Ikezoe Takayuki, Chen Sophie S, Yang Yang, Heber David, Taguchi Hirokuni, Koeffler H Phillip
Division of Hematology/Oncology, Cedars-Sinai Medical Center, Los Angeles, CA, USA.
Int J Oncol. 2003 Nov;23(5):1461-70.
PC-SPES is an eight-herbal mixture which has activity against prostate cancer cells and can reduce the serum level of prostate specific antigen (PSA) in more than 80% of individuals with prostate cancer. We conducted this study to begin to clarify the molecular mechanism by which PC-SPES inhibited the growth of prostate cancer cells and down-regulated expression of PSA. Western blot analysis, luciferase reporter assay using a variety of promoters of the PSA gene and the isolated androgen receptor response elements (ARE), as well as electrophoretic mobility shift assay (EMSA) were employed to study the effect of PC-SPES on DHT-induced expression of PSA in LNCaP androgen-dependent human prostate cancer cells. Also, Western blot analysis and luciferase reporter assay using 12-0-tetradecanoylphorbol-13-acetate response elements were employed to study the ability of PC-SPES to activate the c-Jun NH2-terminal kinase (JNK)/c-Jun/AP-1 signal pathway in these cells. Reporter studies showed that PC-SPES inhibited DHT-induced PSA promoter/enhancer-luciferase activity via inhibition of ARE transcriptional activity. Western blot analysis showed that PC-SPES down-regulated DHT-induced expression of PSA without decreasing DHT-induced nuclear level of AR. EMSA demonstrated that PC-SPES inhibited the binding of DHT-activated AR to ARE. Moreover, we found that PC-SPES phosphorylated JNK, increased levels of phosphorylated and unphosphorylated forms of c-Jun, and enhanced AP-1 transcriptional activity in LNCaP cells. Interestingly, when LNCaP cells were stably tranfected with the dominant negative JNK binding domain (JBD) of JNK-interacting protein-1 (JIP-1), these cells no longer underwent apoptosis and growth inhibition in the presence of PC-SPES. But, PC-SPES still decreased levels of PSA in the LNCaP-JIP-1 cells. Taken together, PC-SPES inhibited binding of DHT-activated AR to AREs of PSA gene resulting in down-regulation of ARE transcriptional activity and expression of PSA, and this occurred independently of the JNK/c-Jun/AP-1 signal pathway. Also, PC-SPES activated the JNK/c-Jun/AP-1 signal pathway resulting in growth arrest and apoptosis of prostate cancer cells.

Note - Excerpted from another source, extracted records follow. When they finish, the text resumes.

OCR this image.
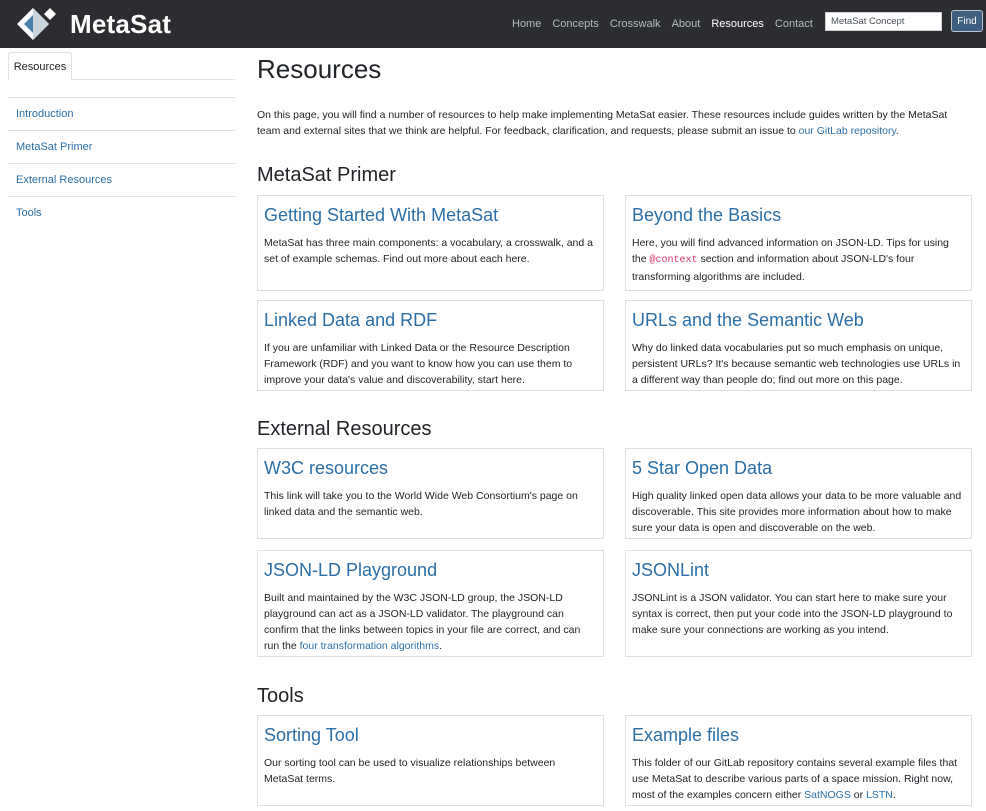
MetaSat	Home Concepts Crosswalk About Resources Contact
MetaSat Concept	Find
Resources
Introduction
MetaSat Primer
External Resources
Tools
Resources

On this page, you will find a number of resources to help make implementing MetaSat easier. These resources include guides written by the MetaSat team and external sites that we think are helpful. For feedback, clarification, and requests, please submit an issue to our GitLab repository.

MetaSat Primer
Getting Started With MetaSat
MetaSat has three main components: a vocabulary, a crosswalk, and a set of example schemas. Find out more about each here.
Beyond the Basics
Here, you will find advanced information on JSON-LD. Tips for using the @context section and information about JSON-LD's four transforming algorithms are included.
Linked Data and RDF
If you are unfamiliar with Linked Data or the Resource Description Framework (RDF) and you want to know how you can use them to improve your data's value and discoverability, start here.
URLs and the Semantic Web
Why do linked data vocabularies put so much emphasis on unique, persistent URLs? It's because semantic web technologies use URLs in a different way than people do; find out more on this page.
External Resources
W3C resources
This link will take you to the World Wide Web Consortium's page on linked data and the semantic web.
5 Star Open Data
High quality linked open data allows your data to be more valuable and discoverable. This site provides more information about how to make sure your data is open and discoverable on the web.
JSON-LD Playground
Built and maintained by the W3C JSON-LD group, the JSON-LD playground can act as a JSON-LD validator. The playground can confirm that the links between topics in your file are correct, and can run the four transformation algorithms.
JSONLint
JSONLint is a JSON validator. You can start here to make sure your syntax is correct, then put your code into the JSON-LD playground to make sure your connections are working as you intend.
Tools
Sorting Tool
Our sorting tool can be used to visualize relationships between MetaSat terms.
Example files
This folder of our GitLab repository contains several example files that use MetaSat to describe various parts of a space mission. Right now, most of the examples concern either SatNOGS or LSTN.
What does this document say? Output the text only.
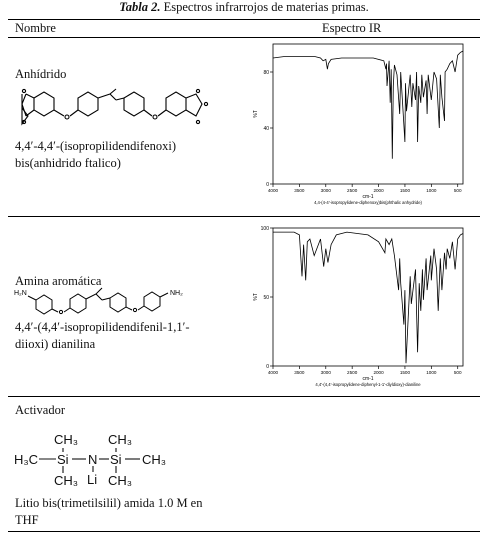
Tabla 2. Espectros infrarrojos de materias primas.
Nombre	Espectro IR
Anhídrido
4,4′-4,4′-(isopropilidendifenoxi)
bis(anhidrido ftalico)
0
40
80
4000	3500	3000	2500	2000	1500	1000	500
%T
cm-1
4,4-(4-4'-isopropylidene-diphenoxy)bis(phthalic anhydride)
Amina aromática
H₂N	NH₂
4,4′-(4,4′-isopropilidendifenil-1,1′-
diioxi) dianilina
0
50
100
4000	3500	3000	2500	2000	1500	1000	500
%T
cm-1
4,4'-(4,4'-isopropylidene-diphenyl-1-1'-diyldioxy)-dianiline
Activador
CH₃ CH₃
H₃C Si N Si CH₃
Li
CH₃ CH₃
Litio bis(trimetilsilil) amida 1.0 M en
THF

PC-SPES是一种由八种草药组成的混合物,对前列腺癌细胞具有活性,并且能使超过80%的前列腺癌患者的前列腺特异性抗原(PSA)血清水平降低。我们开展这项研究,旨在初步阐明PC-SPES抑制前列腺癌细胞生长及下调PSA表达的分子机制。采用蛋白质免疫印迹分析、利用PSA基因的多种启动子和分离的雄激素受体反应元件(ARE)进行荧光素酶报告基因检测,以及电泳迁移率变动分析(EMSA),来研究PC-SPES对双氢睾酮(DHT)诱导的LNCaP雄激素依赖性人前列腺癌细胞中PSA表达的影响。此外,采用蛋白质免疫印迹分析和利用12-氧-十四烷酰佛波醇-13-乙酸酯反应元件进行荧光素酶报告基因检测,来研究PC-SPES激活这些细胞中c-Jun氨基末端激酶(JNK)/c-Jun/活化蛋白-1(AP-1)信号通路的能力。报告基因研究表明,PC-SPES通过抑制ARE转录活性,抑制DHT诱导的PSA启动子/增强子荧光素酶活性。蛋白质免疫印迹分析表明,PC-SPES下调DHT诱导的PSA表达,但不降低DHT诱导的AR核水平。EMSA证明,PC-SPES抑制DHT激活的AR与ARE的结合。此外,我们发现PC-SPES使JNK磷酸化,增加c-Jun磷酸化和未磷酸化形式的水平,并增强LNCaP细胞中的AP-1转录活性。有趣的是,当LNCaP细胞用JNK相互作用蛋白-1(JIP-1)的显性负性JNK结合结构域(JBD)进行稳定转染时,在存在PC-SPES的情况下,这些细胞不再发生凋亡和生长抑制。但是,PC-SPES仍然降低LNCaP-JIP-1细胞中的PSA水平。综上所述,PC-SPES抑制DHT激活的AR与PSA基因的ARE结合,导致ARE转录活性和PSA表达下调,且这一过程独立于JNK/c-Jun/AP-1信号通路。此外,PC-SPES激活JNK/c-Jun/AP-1信号通路,导致前列腺癌细胞生长停滞和凋亡。